Le territoire Loire – Haute-Loire

Perchée dans les massifs volcaniques, la Haute-Loire est partagée entre les bassins de l’Allier et de la Loire. Ses terres prodigues, parsemées de rochers colossaux, ressemblent à des prairies préhistoriques, comme autour du Mont Mézenc. À côté, le bassin de la Loire occupe 80% du département éponyme. Mais malgré cette obsession géologique, la Loire est une mosaïque de paysages : des landes et des tourbières au sud, presque provençales, des plaines verdoyantes au centre, à l’ouest les monts magmatiques du Forez, au sud-est les monts du Pilat, qui veillent sur les vignobles et les vergers. En fait, la Loire est un berceau de la nature et de l’humanité, laquelle habite ses grottes du Roannais depuis 300 000 ans. On dit d’ailleurs qu’elle est entourée par les « Montagnes du Matin » (les monts du Lyonnais et de Tarare) et les « Montagnes du Soir » (les monts du Forez et de la Madeleine). C’est un vocabulaire de mythes. Car tout ici évoque la Création, ses forces primaires et décuplées. Aussi, à défaut de résoudre son mystère, l’homme a décidé de perpétuer ce terroir ancestral et invincible.

Jacques Marcon

J’ai toujours baigné dans l’atmosphère du restaurant familial que j’ai vu grandir et se développer. Des débuts où mes parents étaient seuls avec la station service du village à aujourd’hui, 70 salariés, j’ai connu tous les postes qui forment à ces beaux métiers de l’hôtellerie restauration.

Le parrain du territoire Loire – Haute-Loire

J’ai toujours baigné dans l’atmosphère du restaurant familial que j’ai vu grandir et se développer. Des débuts où mes parents étaient seuls avec la station service du village à aujourd’hui, 70 salariés, j’ai connu tous les postes qui forment à ces beaux métiers de l’hôtellerie restauration.

J’ai commencé sur le tard : après un Bac général, je suis parti à St Chély d’Apcher en Lozère pour un BTS. Dès la fin des examens, je suis revenu à Saint Bonnet où j’ai travaillé pendant 2 ans auprès de mon père. Deux belles années, dures car nous n’étions pas très nombreux en cuisine mais riches en apprentissage.

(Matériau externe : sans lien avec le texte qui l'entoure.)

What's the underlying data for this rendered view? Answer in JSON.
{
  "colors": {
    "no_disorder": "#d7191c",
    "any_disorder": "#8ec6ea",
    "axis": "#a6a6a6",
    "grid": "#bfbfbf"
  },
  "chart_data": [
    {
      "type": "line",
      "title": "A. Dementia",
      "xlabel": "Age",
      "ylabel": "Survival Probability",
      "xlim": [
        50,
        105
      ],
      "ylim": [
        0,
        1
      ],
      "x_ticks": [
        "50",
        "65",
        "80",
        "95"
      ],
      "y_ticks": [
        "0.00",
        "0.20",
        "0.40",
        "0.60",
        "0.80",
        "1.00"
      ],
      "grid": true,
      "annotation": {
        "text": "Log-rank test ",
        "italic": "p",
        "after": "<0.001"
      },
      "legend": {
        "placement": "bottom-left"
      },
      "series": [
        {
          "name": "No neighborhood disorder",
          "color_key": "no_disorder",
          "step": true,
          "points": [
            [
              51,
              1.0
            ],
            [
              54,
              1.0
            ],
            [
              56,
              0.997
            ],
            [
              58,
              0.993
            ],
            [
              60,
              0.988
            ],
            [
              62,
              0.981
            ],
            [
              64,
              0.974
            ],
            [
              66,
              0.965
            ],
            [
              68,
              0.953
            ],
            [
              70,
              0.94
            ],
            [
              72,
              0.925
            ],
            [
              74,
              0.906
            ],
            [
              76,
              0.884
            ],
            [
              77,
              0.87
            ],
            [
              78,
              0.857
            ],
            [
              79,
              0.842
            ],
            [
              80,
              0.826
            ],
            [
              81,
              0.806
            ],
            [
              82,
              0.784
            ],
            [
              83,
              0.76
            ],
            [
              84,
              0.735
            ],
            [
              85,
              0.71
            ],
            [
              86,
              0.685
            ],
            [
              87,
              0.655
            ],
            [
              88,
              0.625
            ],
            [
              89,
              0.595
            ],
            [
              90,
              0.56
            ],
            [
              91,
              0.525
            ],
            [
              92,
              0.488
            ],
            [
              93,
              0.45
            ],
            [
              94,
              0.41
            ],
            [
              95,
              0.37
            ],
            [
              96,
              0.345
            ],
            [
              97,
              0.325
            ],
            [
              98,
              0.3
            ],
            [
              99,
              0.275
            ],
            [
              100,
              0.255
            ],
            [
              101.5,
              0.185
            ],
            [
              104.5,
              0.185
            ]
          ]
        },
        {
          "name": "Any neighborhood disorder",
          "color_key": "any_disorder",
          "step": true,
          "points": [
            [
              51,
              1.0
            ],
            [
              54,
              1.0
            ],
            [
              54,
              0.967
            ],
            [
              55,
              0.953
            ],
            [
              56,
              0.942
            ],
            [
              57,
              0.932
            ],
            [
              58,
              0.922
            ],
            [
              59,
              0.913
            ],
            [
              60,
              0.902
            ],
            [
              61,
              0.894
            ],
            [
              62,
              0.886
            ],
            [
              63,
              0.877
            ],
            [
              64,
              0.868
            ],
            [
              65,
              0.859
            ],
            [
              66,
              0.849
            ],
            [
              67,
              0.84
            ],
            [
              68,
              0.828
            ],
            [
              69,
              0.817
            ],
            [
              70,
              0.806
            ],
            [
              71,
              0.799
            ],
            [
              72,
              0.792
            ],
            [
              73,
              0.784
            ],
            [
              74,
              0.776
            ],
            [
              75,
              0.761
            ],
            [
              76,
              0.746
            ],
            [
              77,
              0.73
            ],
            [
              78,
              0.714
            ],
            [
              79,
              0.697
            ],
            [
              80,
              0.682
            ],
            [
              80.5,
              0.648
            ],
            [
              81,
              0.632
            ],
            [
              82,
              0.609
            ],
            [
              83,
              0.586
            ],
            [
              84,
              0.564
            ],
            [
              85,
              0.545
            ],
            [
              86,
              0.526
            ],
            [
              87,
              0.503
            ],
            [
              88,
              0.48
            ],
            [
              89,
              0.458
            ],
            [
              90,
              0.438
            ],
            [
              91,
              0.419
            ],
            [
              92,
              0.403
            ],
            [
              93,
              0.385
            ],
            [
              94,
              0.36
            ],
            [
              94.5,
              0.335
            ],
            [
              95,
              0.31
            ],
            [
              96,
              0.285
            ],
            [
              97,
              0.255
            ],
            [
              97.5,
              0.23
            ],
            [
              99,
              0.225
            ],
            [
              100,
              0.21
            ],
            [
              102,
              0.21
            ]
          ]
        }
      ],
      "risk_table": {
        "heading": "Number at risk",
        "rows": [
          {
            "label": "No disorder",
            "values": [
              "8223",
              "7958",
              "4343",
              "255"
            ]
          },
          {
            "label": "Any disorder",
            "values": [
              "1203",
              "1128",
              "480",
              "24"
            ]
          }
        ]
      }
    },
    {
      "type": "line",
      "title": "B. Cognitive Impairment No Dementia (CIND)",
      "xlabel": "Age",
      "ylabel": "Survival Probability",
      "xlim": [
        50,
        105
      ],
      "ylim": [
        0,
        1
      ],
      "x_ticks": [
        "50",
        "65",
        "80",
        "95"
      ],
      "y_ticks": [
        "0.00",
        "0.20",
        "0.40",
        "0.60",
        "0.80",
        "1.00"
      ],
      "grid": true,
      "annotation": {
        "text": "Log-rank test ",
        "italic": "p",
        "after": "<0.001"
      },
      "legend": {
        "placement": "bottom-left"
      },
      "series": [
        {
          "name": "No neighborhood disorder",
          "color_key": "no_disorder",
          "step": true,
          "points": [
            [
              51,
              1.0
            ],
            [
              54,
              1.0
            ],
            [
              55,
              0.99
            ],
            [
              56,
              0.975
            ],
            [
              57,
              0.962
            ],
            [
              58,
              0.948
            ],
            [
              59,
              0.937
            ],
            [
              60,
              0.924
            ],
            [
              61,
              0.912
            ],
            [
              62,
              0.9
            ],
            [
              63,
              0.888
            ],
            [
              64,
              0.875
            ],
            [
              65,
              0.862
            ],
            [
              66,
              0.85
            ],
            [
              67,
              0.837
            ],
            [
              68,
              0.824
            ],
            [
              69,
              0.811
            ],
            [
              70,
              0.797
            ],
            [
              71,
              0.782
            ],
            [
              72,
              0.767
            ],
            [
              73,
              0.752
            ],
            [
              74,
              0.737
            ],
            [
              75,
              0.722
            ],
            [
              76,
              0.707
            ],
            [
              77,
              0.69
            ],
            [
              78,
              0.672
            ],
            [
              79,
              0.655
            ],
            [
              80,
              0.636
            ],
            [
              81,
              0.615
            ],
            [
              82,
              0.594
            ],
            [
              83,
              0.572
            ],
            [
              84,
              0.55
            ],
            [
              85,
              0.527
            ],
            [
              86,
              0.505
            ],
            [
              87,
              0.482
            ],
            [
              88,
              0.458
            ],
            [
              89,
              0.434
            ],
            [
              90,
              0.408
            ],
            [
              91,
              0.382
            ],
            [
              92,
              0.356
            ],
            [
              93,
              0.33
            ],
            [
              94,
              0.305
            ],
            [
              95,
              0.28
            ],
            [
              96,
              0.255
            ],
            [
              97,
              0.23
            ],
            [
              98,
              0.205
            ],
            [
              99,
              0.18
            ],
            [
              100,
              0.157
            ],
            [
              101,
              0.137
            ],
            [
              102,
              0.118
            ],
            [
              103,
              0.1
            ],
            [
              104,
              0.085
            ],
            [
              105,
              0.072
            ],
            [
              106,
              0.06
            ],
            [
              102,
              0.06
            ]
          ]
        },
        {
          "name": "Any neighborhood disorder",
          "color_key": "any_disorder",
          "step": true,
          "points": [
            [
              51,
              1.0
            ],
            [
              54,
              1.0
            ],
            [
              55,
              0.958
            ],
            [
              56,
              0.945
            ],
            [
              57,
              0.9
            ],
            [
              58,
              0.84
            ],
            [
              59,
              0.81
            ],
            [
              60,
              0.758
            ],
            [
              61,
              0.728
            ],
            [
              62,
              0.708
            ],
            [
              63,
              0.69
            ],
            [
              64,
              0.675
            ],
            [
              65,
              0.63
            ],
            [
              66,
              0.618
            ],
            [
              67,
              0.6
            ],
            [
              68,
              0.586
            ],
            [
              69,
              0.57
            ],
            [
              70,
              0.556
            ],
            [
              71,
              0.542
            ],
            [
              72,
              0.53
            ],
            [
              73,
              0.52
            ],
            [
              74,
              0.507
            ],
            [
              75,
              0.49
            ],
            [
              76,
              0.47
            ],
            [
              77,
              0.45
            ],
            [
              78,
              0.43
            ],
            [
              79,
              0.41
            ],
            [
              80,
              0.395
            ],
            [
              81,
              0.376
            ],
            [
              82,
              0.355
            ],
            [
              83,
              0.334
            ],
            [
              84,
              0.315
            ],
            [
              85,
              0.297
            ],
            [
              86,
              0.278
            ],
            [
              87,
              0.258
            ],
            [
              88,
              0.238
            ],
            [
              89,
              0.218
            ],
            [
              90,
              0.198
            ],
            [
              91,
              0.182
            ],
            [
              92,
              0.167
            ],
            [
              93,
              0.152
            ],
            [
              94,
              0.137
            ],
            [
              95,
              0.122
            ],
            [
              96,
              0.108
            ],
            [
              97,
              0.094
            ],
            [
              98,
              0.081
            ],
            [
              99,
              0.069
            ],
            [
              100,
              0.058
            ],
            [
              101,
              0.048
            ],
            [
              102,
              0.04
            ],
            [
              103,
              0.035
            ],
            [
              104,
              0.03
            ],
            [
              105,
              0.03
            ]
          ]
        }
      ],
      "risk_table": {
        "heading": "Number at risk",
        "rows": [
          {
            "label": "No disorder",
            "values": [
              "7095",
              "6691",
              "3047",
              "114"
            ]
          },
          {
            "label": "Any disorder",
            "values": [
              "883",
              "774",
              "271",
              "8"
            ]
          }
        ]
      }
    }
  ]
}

Puis c’est le départ pour le restaurant de l’Hôtel de Ville à Crissier, *** Michelin, où j’ai passé deux années très importantes pour moi avec Benoit Violier, MOF et ancien de Joël Robuchon. La rigueur, les beaux produits, tous les éléments d’une grande maison.

En 2003, j’ai la chance de suivre pendant 6 mois les stages de pâtisserie et viennoiseries de l’École Lenôtre à Paris. Puis je reste sur la capitale avec Eric Briffard pendant un an aux Elysées Vernet. Là aussi, je bénéficie de toute l’expérience de ce chef passionné.

Août 2004, pour remplacer Serge Vieira qui préparait le Bocuse d’Or, je rentre à Saint Bonnet. Ce fut le point de départ de toute une série d’investissements avec la création d’une boulangerie, d’un nouveau restaurant panoramique et d’un hôtel **** Ecolabel.

Depuis cette période, j’ai évolué dans la maison, passant de chef de partie à chef de cuisine.

Aujourd’hui, je dirige avec mon père le restaurant « Régis et Jacques Marcon », nous travaillons ensemble sur l’élaboration des recettes et sur la mise en place de notre politique écoresponsable à Saint Bonnet.